Their findings suggest that peer comparisons over social media can really fan the flames of competition and pervasive feelings of falling short. Across all the school samples, there were consistent and pronounced links between peer comparisons and anxious-depressed and withdrawn-depressed symptoms.
The peril was in the comparisons, not, as has been frequently suggested, simply in the amount of time spent on social media. Comparison was also more significant than envy, a concept, as used in these studies, that includes both a sense of inferiority and of ill will toward those who are achieving more. Perhaps, as Liz suggests, personal worth is realized in being one of the special people. If there is ill will, it is directed at herself and toward the type of person she thought she was not.
The link between comparison and internalizing symptoms was strong for both boys and girls, a finding that runs contrary to research that has stressed a differential effect of social media on girls. In the case of negative feedback on social media, the primary association was with somatic symptoms, a sign that the criticism and put-downs may be perceived as threatening to self-esteem or social standing.
Finally, while close attachment to either parent was, predictably, associated with less distress, closeness to or support from friends showed little protective function.
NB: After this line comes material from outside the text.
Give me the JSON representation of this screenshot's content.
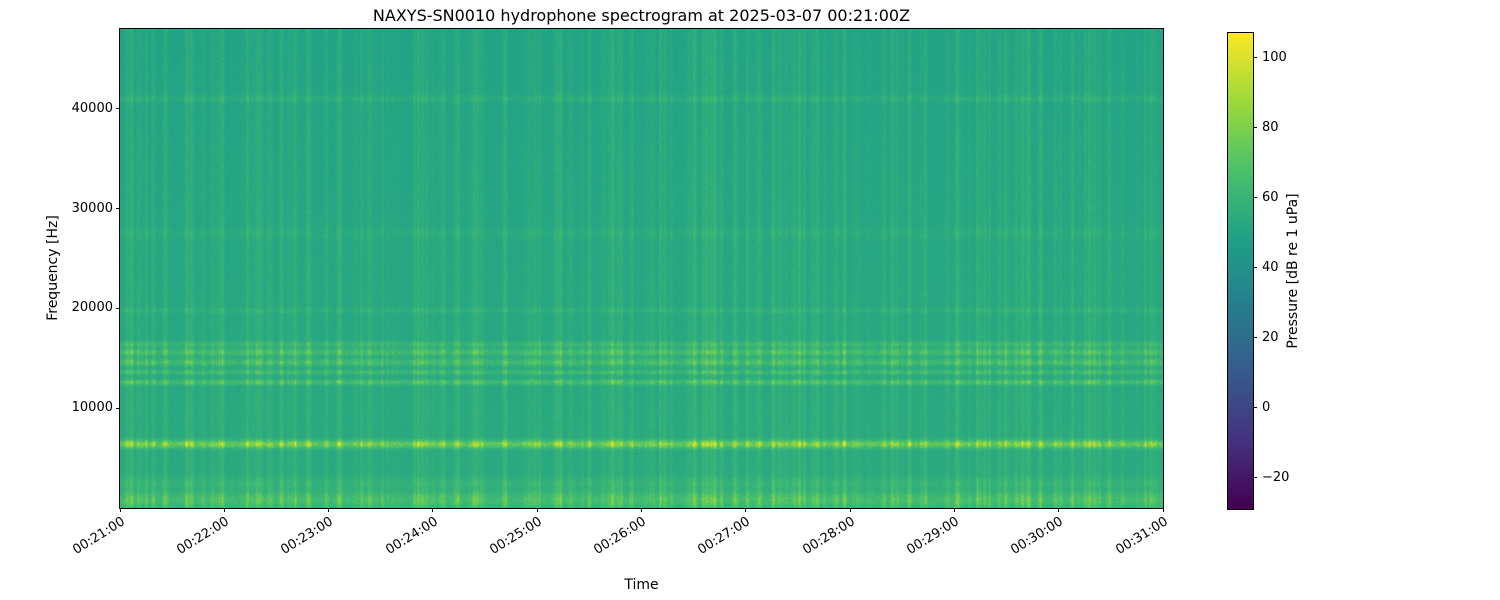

In their directions for interventions, Luthar and colleagues underscore the need for proactive steps by schools, parents, and other adults to reduce the occasions for student social comparisons. But, more deeply, they stress the issue of self-worth and its dependence on continuous and tangible accomplishments. This dependence is the heart of the problem.
As Richard Sennett and Jonathan Cobb showed in their classic study, The Hidden Injuries of Class, the “calculations of ability” in a meritocratic society “create an image of a few individuals standing out from the mass” and schemes of respect in which there is “no room for failure.” While this generates feelings of powerlessness and inadequacy among those lowly placed, they also note that the same logic of merit can be no less harsh in the upper classes. As Liz’s experience testifies, failure to stand out can be experienced as a repudiation of one’s worth. And unless that insidious equation can be addressed, other interventions are likely to be futile.